Dia mengatakan tudingan polisi bahwa Al Khaththath mendorong dilakukannya Sidang Istimewa MPR juga sebagai sesuatu hal yang mustahil. Sebab, sidang istimewa hanya bisa dirancang elite politik.
Baca: GNPF MUI: Tuduhan Makar Mengada-Ada, Al Khaththath Harus Bebas
"Demonstran yang merancang sidang istimewa tidak masuk akal," kata dia. Seperti diketahui, Al Khaththath ditangkap polisi menjelang demo 313 pada Kamis, 30 Maret 2017. Demo itu menuntut agar Ahok dipenjara karena dianggap menistakan agama.

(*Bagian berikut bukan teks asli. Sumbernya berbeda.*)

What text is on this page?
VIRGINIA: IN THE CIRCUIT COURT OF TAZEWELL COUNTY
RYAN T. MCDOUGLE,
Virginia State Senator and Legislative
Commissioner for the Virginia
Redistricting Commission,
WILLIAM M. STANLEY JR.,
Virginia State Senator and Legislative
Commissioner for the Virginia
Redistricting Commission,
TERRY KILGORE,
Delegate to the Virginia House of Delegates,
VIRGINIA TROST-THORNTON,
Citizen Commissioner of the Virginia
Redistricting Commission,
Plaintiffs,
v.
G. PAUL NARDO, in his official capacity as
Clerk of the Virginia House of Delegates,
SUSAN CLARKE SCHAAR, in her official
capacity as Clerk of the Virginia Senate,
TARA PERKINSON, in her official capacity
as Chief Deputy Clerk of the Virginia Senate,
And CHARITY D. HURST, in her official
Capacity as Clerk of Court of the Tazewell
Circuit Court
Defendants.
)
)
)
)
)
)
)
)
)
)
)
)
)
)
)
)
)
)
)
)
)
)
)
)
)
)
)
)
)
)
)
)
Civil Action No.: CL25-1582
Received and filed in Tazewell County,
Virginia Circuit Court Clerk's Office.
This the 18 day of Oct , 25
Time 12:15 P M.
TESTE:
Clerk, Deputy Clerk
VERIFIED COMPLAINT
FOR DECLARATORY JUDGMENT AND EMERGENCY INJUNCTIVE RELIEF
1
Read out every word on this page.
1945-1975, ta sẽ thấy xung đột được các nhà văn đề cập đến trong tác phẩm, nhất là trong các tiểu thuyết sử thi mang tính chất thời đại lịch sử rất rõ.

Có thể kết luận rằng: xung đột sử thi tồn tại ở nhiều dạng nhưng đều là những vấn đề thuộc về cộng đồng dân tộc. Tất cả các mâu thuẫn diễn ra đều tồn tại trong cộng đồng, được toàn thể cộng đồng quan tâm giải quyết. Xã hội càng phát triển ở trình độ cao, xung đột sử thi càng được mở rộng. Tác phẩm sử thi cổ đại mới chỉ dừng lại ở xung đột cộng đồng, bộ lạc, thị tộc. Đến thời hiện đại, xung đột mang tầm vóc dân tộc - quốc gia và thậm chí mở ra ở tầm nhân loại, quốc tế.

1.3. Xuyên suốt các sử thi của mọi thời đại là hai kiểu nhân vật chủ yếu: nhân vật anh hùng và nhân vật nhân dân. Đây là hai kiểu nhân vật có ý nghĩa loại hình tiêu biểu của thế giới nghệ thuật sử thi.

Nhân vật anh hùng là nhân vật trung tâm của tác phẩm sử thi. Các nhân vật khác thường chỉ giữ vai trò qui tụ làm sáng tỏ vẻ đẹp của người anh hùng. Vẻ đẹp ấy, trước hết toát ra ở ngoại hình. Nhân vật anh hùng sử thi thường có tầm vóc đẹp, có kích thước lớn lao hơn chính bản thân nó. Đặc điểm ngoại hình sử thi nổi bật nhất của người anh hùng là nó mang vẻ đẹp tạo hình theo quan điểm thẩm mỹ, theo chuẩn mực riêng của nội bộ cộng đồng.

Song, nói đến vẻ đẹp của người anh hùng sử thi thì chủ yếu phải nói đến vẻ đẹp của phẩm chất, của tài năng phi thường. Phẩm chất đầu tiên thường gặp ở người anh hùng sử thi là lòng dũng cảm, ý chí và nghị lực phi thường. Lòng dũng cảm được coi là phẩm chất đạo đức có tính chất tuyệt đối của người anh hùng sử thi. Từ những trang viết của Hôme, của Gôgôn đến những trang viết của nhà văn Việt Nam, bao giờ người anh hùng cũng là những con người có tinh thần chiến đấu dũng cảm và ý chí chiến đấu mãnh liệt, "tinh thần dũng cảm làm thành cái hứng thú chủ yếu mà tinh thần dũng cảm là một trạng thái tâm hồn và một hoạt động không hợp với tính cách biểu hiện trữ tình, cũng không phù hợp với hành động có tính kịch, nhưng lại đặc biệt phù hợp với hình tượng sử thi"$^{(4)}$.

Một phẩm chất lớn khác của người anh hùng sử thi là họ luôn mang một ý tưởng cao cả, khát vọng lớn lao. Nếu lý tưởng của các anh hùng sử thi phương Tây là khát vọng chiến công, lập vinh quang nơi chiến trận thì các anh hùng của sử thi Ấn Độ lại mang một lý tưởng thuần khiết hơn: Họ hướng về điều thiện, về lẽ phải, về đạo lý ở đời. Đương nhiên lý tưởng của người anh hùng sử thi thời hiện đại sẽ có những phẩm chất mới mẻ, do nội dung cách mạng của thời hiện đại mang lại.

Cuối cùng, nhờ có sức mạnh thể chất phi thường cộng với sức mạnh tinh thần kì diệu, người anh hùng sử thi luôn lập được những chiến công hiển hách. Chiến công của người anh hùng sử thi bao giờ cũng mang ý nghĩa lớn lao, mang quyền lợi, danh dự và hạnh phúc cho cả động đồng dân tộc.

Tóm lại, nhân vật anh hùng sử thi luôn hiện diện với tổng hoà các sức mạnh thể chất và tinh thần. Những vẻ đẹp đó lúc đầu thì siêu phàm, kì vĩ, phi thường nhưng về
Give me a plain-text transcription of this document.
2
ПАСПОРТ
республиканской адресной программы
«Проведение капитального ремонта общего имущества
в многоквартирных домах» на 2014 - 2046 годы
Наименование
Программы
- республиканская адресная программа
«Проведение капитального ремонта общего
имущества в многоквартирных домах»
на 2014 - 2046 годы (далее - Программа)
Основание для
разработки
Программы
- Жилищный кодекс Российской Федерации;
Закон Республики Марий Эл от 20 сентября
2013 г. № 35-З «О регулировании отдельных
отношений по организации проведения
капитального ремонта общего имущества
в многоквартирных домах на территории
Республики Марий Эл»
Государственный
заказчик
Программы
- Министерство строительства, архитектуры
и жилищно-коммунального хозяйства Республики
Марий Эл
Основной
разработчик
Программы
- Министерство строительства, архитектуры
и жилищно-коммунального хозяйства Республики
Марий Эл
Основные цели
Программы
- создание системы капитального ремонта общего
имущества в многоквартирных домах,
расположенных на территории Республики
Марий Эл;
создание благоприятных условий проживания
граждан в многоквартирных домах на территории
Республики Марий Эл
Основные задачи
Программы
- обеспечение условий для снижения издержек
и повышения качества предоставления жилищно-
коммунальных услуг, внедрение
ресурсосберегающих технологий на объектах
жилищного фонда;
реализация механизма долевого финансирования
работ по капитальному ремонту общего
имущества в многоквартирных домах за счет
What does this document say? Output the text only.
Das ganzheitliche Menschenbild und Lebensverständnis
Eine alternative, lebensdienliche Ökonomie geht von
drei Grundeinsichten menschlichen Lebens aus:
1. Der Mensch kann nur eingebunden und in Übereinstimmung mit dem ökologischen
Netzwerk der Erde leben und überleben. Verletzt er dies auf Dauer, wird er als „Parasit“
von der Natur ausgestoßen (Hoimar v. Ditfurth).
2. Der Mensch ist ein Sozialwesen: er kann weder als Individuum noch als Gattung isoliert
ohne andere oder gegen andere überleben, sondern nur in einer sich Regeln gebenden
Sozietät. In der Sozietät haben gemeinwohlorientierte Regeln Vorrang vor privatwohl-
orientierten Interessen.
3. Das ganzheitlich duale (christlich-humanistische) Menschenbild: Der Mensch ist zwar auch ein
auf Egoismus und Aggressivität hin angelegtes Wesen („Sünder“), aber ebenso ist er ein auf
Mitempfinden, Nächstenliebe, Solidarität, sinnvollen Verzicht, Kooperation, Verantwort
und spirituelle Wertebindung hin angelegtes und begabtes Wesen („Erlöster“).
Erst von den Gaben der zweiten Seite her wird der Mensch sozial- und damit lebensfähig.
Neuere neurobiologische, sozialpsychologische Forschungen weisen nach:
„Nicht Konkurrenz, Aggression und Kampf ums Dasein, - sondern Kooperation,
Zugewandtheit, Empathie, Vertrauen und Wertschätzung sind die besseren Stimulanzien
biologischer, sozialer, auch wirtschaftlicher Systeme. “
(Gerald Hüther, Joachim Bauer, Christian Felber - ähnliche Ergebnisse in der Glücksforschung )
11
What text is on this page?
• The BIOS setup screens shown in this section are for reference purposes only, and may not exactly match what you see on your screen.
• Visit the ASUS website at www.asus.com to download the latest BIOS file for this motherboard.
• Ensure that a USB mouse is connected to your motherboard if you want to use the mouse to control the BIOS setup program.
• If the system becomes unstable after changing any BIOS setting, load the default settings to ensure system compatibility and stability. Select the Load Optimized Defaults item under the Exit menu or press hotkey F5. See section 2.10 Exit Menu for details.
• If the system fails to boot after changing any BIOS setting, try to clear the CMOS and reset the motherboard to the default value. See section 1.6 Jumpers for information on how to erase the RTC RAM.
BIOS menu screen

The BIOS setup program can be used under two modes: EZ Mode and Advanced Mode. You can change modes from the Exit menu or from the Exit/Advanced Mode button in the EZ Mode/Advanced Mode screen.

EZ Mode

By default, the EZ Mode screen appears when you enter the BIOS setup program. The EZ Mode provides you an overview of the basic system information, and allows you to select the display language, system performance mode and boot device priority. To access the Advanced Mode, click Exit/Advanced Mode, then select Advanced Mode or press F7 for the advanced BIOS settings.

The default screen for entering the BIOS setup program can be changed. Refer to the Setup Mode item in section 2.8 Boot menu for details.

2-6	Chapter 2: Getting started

Fahri menduga tindakan polisi atas sangkaan makar datang dari pesanan. Dia juga meminta ahli tata negara bersuara terkait dengan tudingan tersebut.
"Ini ahli tata negara diam saja, sih, ya. Seharusnya, ahli tata negara ngomong, dong, bahwa ini lelucon dan tidak ada yang salah," ucapnya.
Baca: Prarekonstruksi, Al Khaththath Cs Rencanakan Makar di 5 Kota
Dia membandingkan sikap pemerintah saat ini dengan era presiden ke-6 Indonesia, Susilo Bambang Yudhoyono. Menurut Fahri, SBY merupakan orang yang berlatar belakang militer dan jenderal bintang empat. Saat pemerintahannya, ada demonstrasi menuntut penarikan mandat dengan membawa kerbau bertuliskan huruf SBY, tapi pemerintah saat itu tidak menjebloskan demonstran ke penjara dengan tuduhan makar.
Karena itu, Fahri menduga ada orang yang menghibur Presiden Joko Widodo dengan cara yang salah. Sayangnya, kata dia, Presiden terhibur dengan cara yang salah.
"Saya takut ini, kenapa Presiden terhibur dengan cara yang salah ini? Stoplah polisi ini, hentikan," ucapnya.
Baca: Pengacara Sekjen FUI: Enggak Ada Itu Menabrakkan Truk ke DPR
Dia meminta polisi tidak bermain-main dan merusak lembaga kepolisian. "Perbedaan pendapat jangan dilarang, diskusi jangan dilarang, serta niat demo dan sebagainya jangan dilarang. Itu halal semuanya. Legal semuanya," tuturnya.
Lelucon lain adalah soal uang Rp 3 miliar yang dituduhkan polisi untuk menjatuhkan Presiden. Menurut Fahri, jangankan Rp 3 miliar yang belum terbukti kebenarannya, anggaran APBN sekitar Rp 2 triliun pun tidak bisa menciptakan revolusi.
"Apalagi uang Rp 3 miliar. Uangnya belum ada lagi. Yang saya dengar baru terkumpul Rp 18 juta. Pokoknya ini dagelan. Polisi bikin rusak nama polisi. Saya kesal sama Pak Tito, nih. Jangan begini, dong," katanya merujuk kepada Kapolri Jenderal Tito Karnavian.